About Item New Product Development
Item New Product Development is part of the Item Group, a leading, full service, product development enterprise offering expertise in research and strategic planning, industrial design, mechanical, electrical and manufacturing engineering and off-shore sourcing, assembly and packaging. With offices in Rhode Island and Hong Kong, the Item Group employs over 100 talented designers, engineers and strategists, and is one of the largest and most established product development companies on the east coast. Based out of an 80,000 square foot campus in Providence, Item works closely with RISD (Rhode Island School of Design) where both co-founders graduated over 20 years ago. Item works in a wide range of industries with Fortune 500 companies and start-ups alike delivering consistent and relevant innovation to propel each client to market success. The Item Group owns and operates Ximedica; a contract design, development and manufacturing company specializing in capital and disposable medical devices and instruments. Ximedica's extensive internal medical system and device experience will provide the project team with valuable, relevant expertise.
About Rhode Island Hospital
Founded in 1863, Rhode Island Hospital is a private, not-for-profit hospital and is the largest teaching hospital of The Warren Alpert Medical School of Brown University. A Level 1, regional trauma center for southeastern New England, the hospital is dedicated to being on the cutting edge of medicine and research. Its emergency department, ranked among the busiest in the country, is housed in a new building that opened in 2005, with capacity for 110,000 visits annually. Rhode Island Hospital ranks 15th among independent hospitals who receive funding from the National Institutes of Health, with research awards of nearly $27 million annually.
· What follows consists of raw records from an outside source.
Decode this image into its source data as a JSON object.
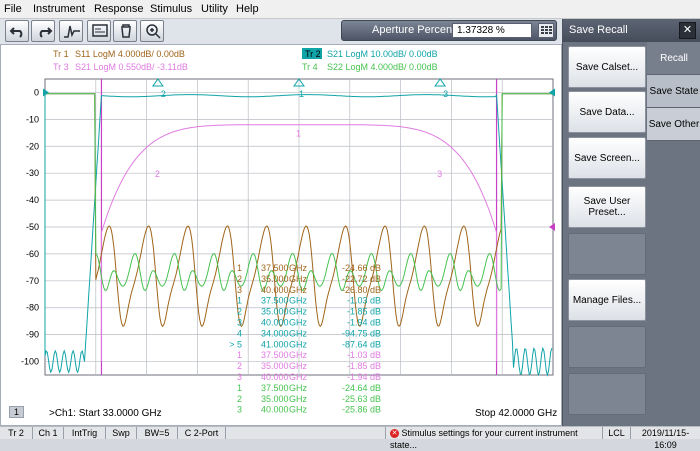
{
  "menu": [
    "File",
    "Instrument",
    "Response",
    "Stimulus",
    "Utility",
    "Help"
  ],
  "toolbar": {
    "icons": [
      "undo-icon",
      "redo-icon",
      "marker-search-icon",
      "memory-icon",
      "trash-icon",
      "zoom-icon"
    ]
  },
  "aperture": {
    "label": "Aperture Percent",
    "value": "1.37328 %"
  },
  "traces": {
    "tr1": {
      "tag": "Tr 1",
      "text": "S11 LogM 4.000dB/ 0.00dB",
      "color": "#a0651a"
    },
    "tr2": {
      "tag": "Tr 2",
      "text": "S21 LogM 10.00dB/ 0.00dB",
      "color": "#10a4a8"
    },
    "tr3": {
      "tag": "Tr 3",
      "text": "S21 LogM 0.550dB/ -3.11dB",
      "color": "#e07be0"
    },
    "tr4": {
      "tag": "Tr 4",
      "text": "S22 LogM 4.000dB/ 0.00dB",
      "color": "#46c250"
    }
  },
  "chart_data": {
    "type": "line",
    "title": "",
    "xlabel": "",
    "ylabel": "",
    "x_range_ghz": [
      33.0,
      42.0
    ],
    "ylim": [
      -105,
      5
    ],
    "y_ticks": [
      "0",
      "-10",
      "-20",
      "-30",
      "-40",
      "-50",
      "-60",
      "-70",
      "-80",
      "-90",
      "-100"
    ],
    "x_gridlines": 10,
    "markers_top": [
      "2",
      "1",
      "3"
    ],
    "markers_tr3": [
      "2",
      "1",
      "3"
    ],
    "marker_table": [
      {
        "n": "1",
        "f": "37.500",
        "u": "GHz",
        "v": "-24.66 dB",
        "c": "#a0651a"
      },
      {
        "n": "2",
        "f": "35.000",
        "u": "GHz",
        "v": "-22.72 dB",
        "c": "#a0651a"
      },
      {
        "n": "3",
        "f": "40.000",
        "u": "GHz",
        "v": "-26.80 dB",
        "c": "#a0651a"
      },
      {
        "n": "1",
        "f": "37.500",
        "u": "GHz",
        "v": "-1.03 dB",
        "c": "#10a4a8"
      },
      {
        "n": "2",
        "f": "35.000",
        "u": "GHz",
        "v": "-1.85 dB",
        "c": "#10a4a8"
      },
      {
        "n": "3",
        "f": "40.000",
        "u": "GHz",
        "v": "-1.94 dB",
        "c": "#10a4a8"
      },
      {
        "n": "4",
        "f": "34.000",
        "u": "GHz",
        "v": "-94.75 dB",
        "c": "#10a4a8"
      },
      {
        "n": "> 5",
        "f": "41.000",
        "u": "GHz",
        "v": "-87.64 dB",
        "c": "#10a4a8"
      },
      {
        "n": "1",
        "f": "37.500",
        "u": "GHz",
        "v": "-1.03 dB",
        "c": "#e07be0"
      },
      {
        "n": "2",
        "f": "35.000",
        "u": "GHz",
        "v": "-1.85 dB",
        "c": "#e07be0"
      },
      {
        "n": "3",
        "f": "40.000",
        "u": "GHz",
        "v": "-1.94 dB",
        "c": "#e07be0"
      },
      {
        "n": "1",
        "f": "37.500",
        "u": "GHz",
        "v": "-24.64 dB",
        "c": "#46c250"
      },
      {
        "n": "2",
        "f": "35.000",
        "u": "GHz",
        "v": "-25.63 dB",
        "c": "#46c250"
      },
      {
        "n": "3",
        "f": "40.000",
        "u": "GHz",
        "v": "-25.86 dB",
        "c": "#46c250"
      }
    ]
  },
  "footer": {
    "channel_num": "1",
    "start": ">Ch1: Start  33.0000 GHz",
    "stop": "Stop  42.0000 GHz"
  },
  "statusbar": {
    "items": [
      "Tr 2",
      "Ch 1",
      "IntTrig",
      "Swp",
      "BW=5",
      "C  2-Port"
    ],
    "message": "Stimulus settings for your current instrument state...",
    "lcl": "LCL",
    "datetime": "2019/11/15-16:09"
  },
  "panel": {
    "title": "Save Recall",
    "close": "✕",
    "buttons": [
      "Save Calset...",
      "Save Data...",
      "Save Screen...",
      "Save User Preset...",
      "Manage Files..."
    ],
    "tabs": [
      "Recall",
      "Save State",
      "Save Other"
    ]
  }
}
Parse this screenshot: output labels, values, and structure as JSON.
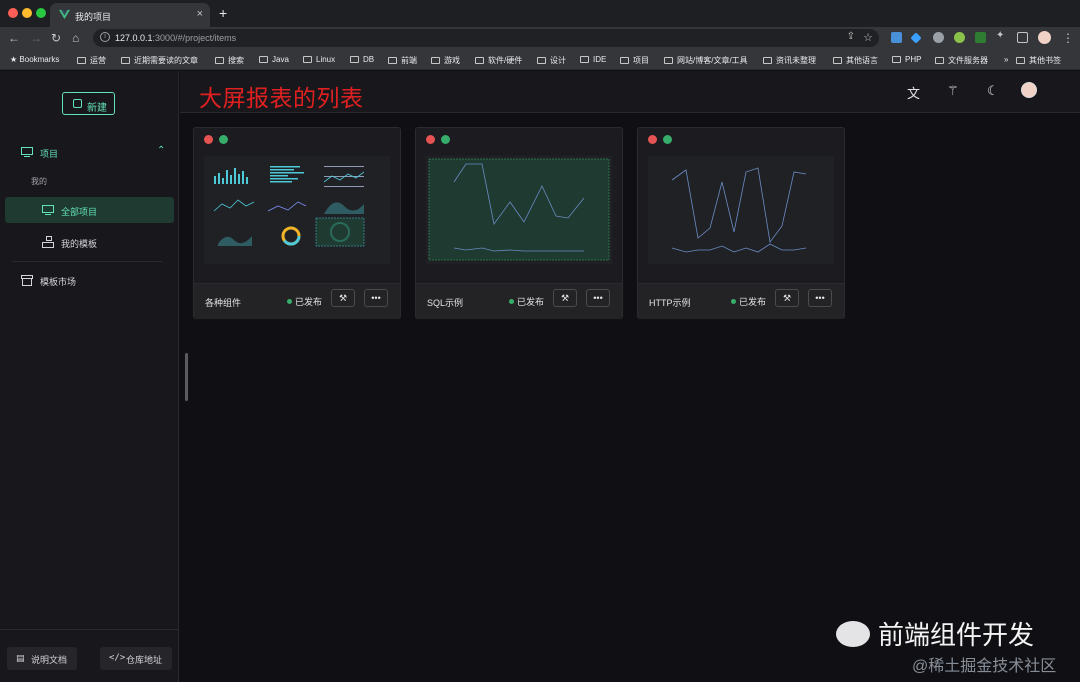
{
  "browser": {
    "tab_title": "我的项目",
    "url_host": "127.0.0.1",
    "url_rest": ":3000/#/project/items",
    "bookmarks": [
      "Bookmarks",
      "运营",
      "近期需要读的文章",
      "搜索",
      "Java",
      "Linux",
      "DB",
      "前端",
      "游戏",
      "软件/硬件",
      "设计",
      "IDE",
      "项目",
      "网站/博客/文章/工具",
      "资讯未整理",
      "其他语言",
      "PHP",
      "文件服务器",
      "»",
      "其他书签"
    ]
  },
  "sidebar": {
    "new_label": "新建",
    "group_label": "项目",
    "sub_label": "我的",
    "items": [
      {
        "label": "全部项目",
        "active": true
      },
      {
        "label": "我的模板",
        "active": false
      }
    ],
    "market_label": "模板市场",
    "docs_label": "说明文档",
    "repo_label": "仓库地址"
  },
  "header": {
    "title": "大屏报表的列表",
    "icons": [
      "translate-icon",
      "magic-wand-icon",
      "moon-icon"
    ]
  },
  "projects": [
    {
      "name": "各种组件",
      "status": "已发布",
      "thumb": "dashboard"
    },
    {
      "name": "SQL示例",
      "status": "已发布",
      "thumb": "sql"
    },
    {
      "name": "HTTP示例",
      "status": "已发布",
      "thumb": "http"
    }
  ],
  "watermark": {
    "brand": "前端组件开发",
    "site": "@稀土掘金技术社区"
  }
}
Many of its physicians are recognized as leaders in their respective fields of cancer, cardiology, diabetes, orthopedics and minimally invasive surgery. The hospital's pediatrics division, Hasbro Children's Hospital, has pioneered numerous procedures and is at the forefront of fetal surgery, orthopedics and pediatric neurosurgery. Rhode Island Hospital is a founding member of the Lifespan health system.
About UEMF
University Emergency Medicine Foundation (UEMF) is an independent, nonprofit faculty practice plan of the emergency medicine physicians practicing at Rhode Island Hospital (including its Hasbro Children's Hospital) and The Miriam Hospital. All its Member physicians are faculty in the Department of Emergency Medicine at the Warren Albert Medical School of Brown University. UEMF staff also includes physician assistants and nurse practitioners. As the largest emergency medicine practice in Rhode Island, UEMF cares for 190,000 patients seeking care in the emergency
departments it staffs. As a practice plan, UEMF has supported the development of Brown's academic Department of Emergency Medicine by dedicating substantial resources, manpower and finances to its academic efforts in education and research. UEMF Faculty train the 48 residents and 10 fellows in emergency medicine and its subspecialties. UEMF Faculty are Principle Investigators and researchers are numerous federal and foundation grants and contracts.